Counterfeiting has become a serious problem in the electronics industry. Counterfeits range from non-functioning chips filled with lead instead of silicon, to authentic consumer grade chips which are re-labeled to indicate that they are industrial or military grade. An entire industry has emerged to root out counterfeit chips. Samples may be x-rayed or imaged under an electron microscope to verify their authenticity. Counterfeiters have caught on to these types of testing and sometimes include authentic parts in the beginning of a reel and substitute counterfeit parts in the middle of the reel.
If a counterfeit chip ends up in finished products, the results can range from inoperable devices to catastrophic failures.

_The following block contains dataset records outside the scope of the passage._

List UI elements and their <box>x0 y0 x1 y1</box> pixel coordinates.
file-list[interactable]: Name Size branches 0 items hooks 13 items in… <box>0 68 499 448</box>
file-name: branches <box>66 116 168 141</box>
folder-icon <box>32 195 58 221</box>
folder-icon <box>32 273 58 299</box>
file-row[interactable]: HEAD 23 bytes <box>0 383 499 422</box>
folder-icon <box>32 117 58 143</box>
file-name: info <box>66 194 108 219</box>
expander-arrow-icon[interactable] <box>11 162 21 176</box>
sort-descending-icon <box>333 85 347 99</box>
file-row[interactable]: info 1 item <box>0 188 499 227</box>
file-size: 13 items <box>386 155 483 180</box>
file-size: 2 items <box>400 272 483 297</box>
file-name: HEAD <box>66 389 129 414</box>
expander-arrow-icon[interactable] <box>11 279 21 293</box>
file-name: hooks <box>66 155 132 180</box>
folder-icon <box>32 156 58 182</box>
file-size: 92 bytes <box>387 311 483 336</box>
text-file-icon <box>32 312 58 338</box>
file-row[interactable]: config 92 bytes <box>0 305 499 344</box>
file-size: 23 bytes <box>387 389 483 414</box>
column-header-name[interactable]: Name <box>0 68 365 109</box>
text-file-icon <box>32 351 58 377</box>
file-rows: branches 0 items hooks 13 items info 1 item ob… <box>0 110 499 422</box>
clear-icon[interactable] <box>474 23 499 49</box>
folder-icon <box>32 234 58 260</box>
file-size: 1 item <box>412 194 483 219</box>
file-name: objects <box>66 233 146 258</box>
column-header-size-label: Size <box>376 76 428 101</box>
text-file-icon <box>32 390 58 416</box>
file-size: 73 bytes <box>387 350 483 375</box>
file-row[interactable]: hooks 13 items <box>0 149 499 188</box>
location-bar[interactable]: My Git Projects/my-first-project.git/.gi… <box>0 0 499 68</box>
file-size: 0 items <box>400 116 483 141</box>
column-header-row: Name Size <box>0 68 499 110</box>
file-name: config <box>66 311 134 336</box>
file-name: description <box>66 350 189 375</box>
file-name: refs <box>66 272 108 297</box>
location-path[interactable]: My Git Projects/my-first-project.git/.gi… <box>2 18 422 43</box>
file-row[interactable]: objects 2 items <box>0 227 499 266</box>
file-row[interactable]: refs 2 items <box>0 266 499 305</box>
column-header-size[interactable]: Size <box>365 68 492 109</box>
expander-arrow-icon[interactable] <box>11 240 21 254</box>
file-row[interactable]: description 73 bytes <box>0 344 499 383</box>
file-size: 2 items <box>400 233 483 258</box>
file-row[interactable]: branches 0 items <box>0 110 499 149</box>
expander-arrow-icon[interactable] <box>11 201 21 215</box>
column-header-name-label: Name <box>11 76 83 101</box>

The best way to avoid counterfeits is to only purchase parts from distributors who are authorized by a component manufacturer to sell their product. Authorized distributors source parts directly from the manufacturer, eliminating the possibility of counterfeits entering their stock. Returns must be kept separated from known good stock to avoid the possibility that returns have been switched for authentic parts. The ECIA (Electronic Component Industry Association) provides good guidelines here, but keep in mind that for a distributor to be considered an “authorized distributor” by the ECIA, they have to be authorized for all manufacturers on their published linecard, but just greater than 50% of their revenues must come from the sale of components from their authorized lines. This means that it’s possible for an “authorized distributor” to sell non-authorized product, as long as it’s not from a manufacturer on their authorized linecard. Be sure that the distributors you buy from are actually authorized by the manufacturer for the components you buy.
Of course there are times where there is no authorized channel to source the required parts. Another organization, the ERAI manages a database of “non-authorized” or “independent” distributors and collects reports of counterfeit part complaints.
Although buying directly from component manufacturers has traditionally been reserved for ultra-high volume production, we’re seeing a trend of component manufacturers offering products directly to the end users via the web. For example Microchip, Analog Devices and Maxim Integrated all sell directly from their websites. Distributors will always provide the value of keeping a broad range of stock on hand which can’t be replaced by individual manufacturers selling directly. But it’s interesting to see manufacturers sell in quantities traditionally sold through distribution.
For such a technologically advanced product category, electronic components are bought and sold using techniques which seem outdated, especially the RFQ system.